O Estado de São Paulo, n.46183, 28/03/2020. Política, p.A12

 

Decisões seguirão critérios técnicos, afirma Mandetta

Mateus Vargas

28/03/2020

 

 

Em reunião com gestores do SUS, ministro admite igrejas abertas, mas não encampa ideia de isolamento vertical
Na primeira reunião com gestores do Sistema Único de Saúde (SUS) após o presidente Jair Bolsonaro cobrar regras mais brandas de isolamento social contra o novo coronavírus, o ministro da Saúde, Luiz Henrique Mandetta (DEM), adotou um tom diferente e prometeu a secretários de Estados e municípios que tomará apenas decisões técnicas, baseadas em evidências científicas.

Segundo pessoas que acompanharam a reunião, realizada ontem por videoconferência, o ministro modulou o discurso ao de Bolsonaro, mas sem aderir a teses como do isolamento vertical, que atingiria apenas idosos e doentes crônicos. Mandetta, no entanto, defendeu a abertura de igrejas para cultos e orações, argumentando que não se pode proibir que pessoas busquem conforto.

Na reunião, o ministro não defendeu o uso da cloroquina, medicamento usado para o tratamento de doenças como malária e que, em pesquisas preliminares, também se mostrou eficiente no combate à covid-19. Mesmo sem resultados conclusivos, Bolsonaro tem feito propaganda da substância e determinou o aumento da produção em laboratórios públicos.

Mudança. A readequação do discurso de Mandetta acontece após o pronunciamento de Bolsonaro à Nação, em cadeia nacional de TV e rádio, no qual o presidente criticou o fechamento de escolas e do comércio para combater a doença. Sob pressão, em entrevista na quarta-feira passada o ministro disse que o modelo de quarentena adotado em parte do País "não ficou bom" e passou a suavizar o tom na defesa de medidas de restrições.

Quem esteve na reunião entre os secretários de Saúde notou uma sutil mudança no discurso de Mandetta, mas afirmou sentir "alívio" porque o ministro não endossou plenamente a fala de Bolsonaro, que atacou governadores, chamou a covid-19 de "gripezinha" e repetiu que há muita "histeria".

Mandetta pediu atenção e cautela nas medidas de restrição de circulação, mas não pediu retomada de serviços. Segundo presentes, em nenhum momento ele citou o isolamento vertical, a nova bandeira de Bolsonaro. Também não se falou em abrir escolas, como pede o presidente. Na leitura dos presentes, a estratégia é evitar o conflito com o presidente para não desmoronar a ação de combate à covid-19 feita até aqui.

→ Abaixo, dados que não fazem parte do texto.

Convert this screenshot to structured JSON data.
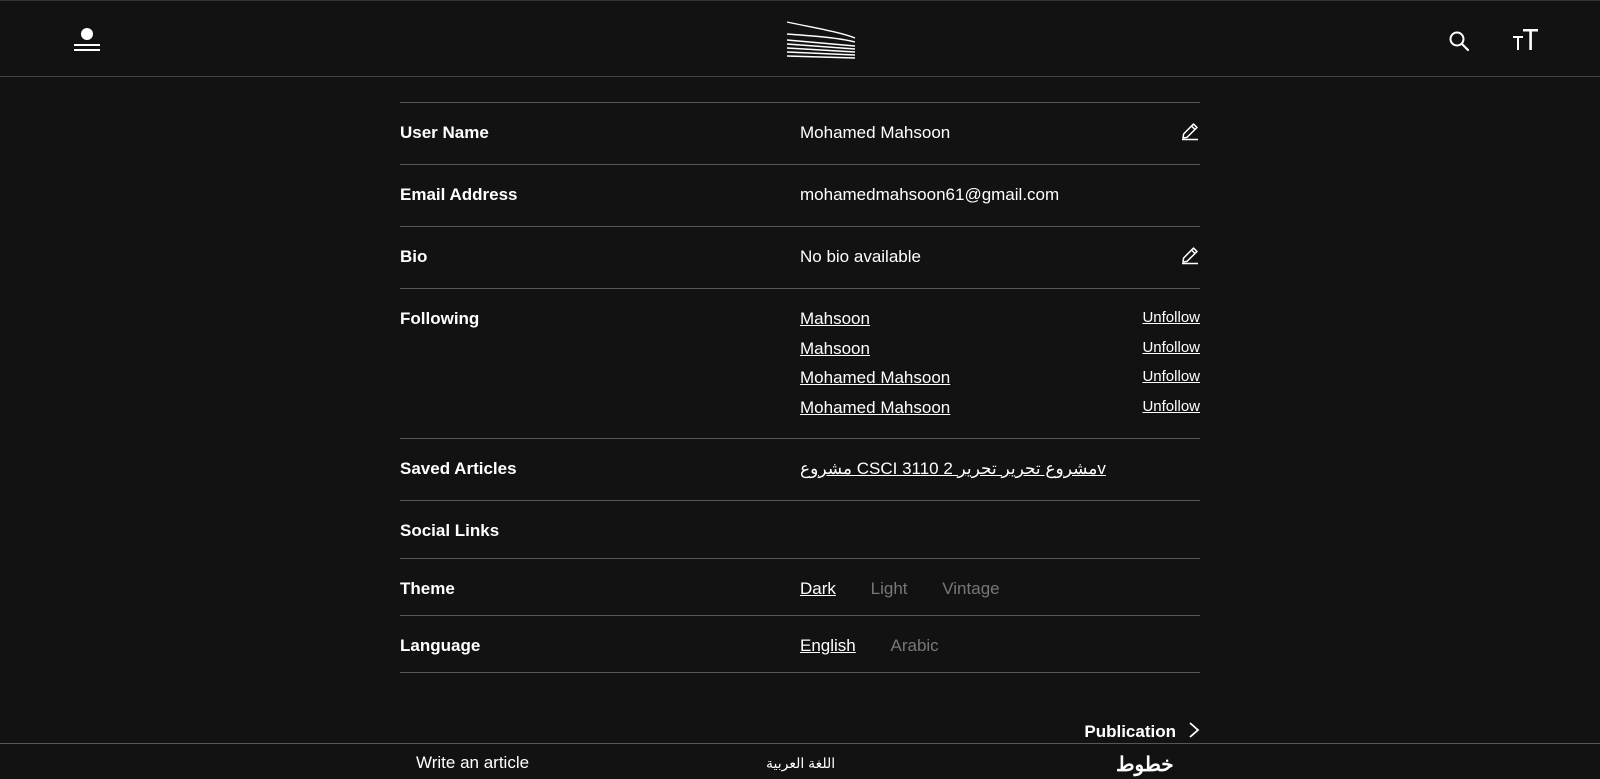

O Palácio do Planalto lançou anteontem a campanha publicitária batizada de "O Brasil não pode parar" para defender a flexibilização do isolamento social adotado na maioria do País. A intenção é mostrar os efeitos de medidas como o fechamento de empresas na economia.

Demandas. Na conversa, os secretários de Estados e municípios disseram que não interromperam todas as atividades, mas apenas o que consideram essencial para evitar o avanço da doença. Também ressaltaram que cada local está tomando medidas conforme o número de casos registrados.

Uma cobrança dos secretários foi que nem todos os Estados receberam a parte combinada da primeira leva de kits para instalação de leitos móveis de UTI. O governo federal prometeu distribuir 540, no primeiro momento, dos 2 mil pacotes para montagem de leitos extras prometidos, sendo que cada unidade da federação teria no mínimo 10 leitos.

Os equipamentos teriam sido entregues primeiro em locais com mais casos, como no sul e sudeste, mas gestores de outras regiões pediram o envio imediato para conseguir montar uma "reserva técnica". O ministro prometeu acelerar o envio. Secretários de Estados e municípios pedem para o governo federal fazer compras em larga escala, centralizadas, de respiradores para serem distribuídos conforme a demanda.

Os gestores argumentam que centralizar as compras no Ministério evitaria um leilão entre Estados e municípios, o que permitiria baixar os preços do produto, aproveitando o poder de compra do SUS. A ideia não é proibir que um Estado com poder de compra, como São Paulo, busque os próprios produtos.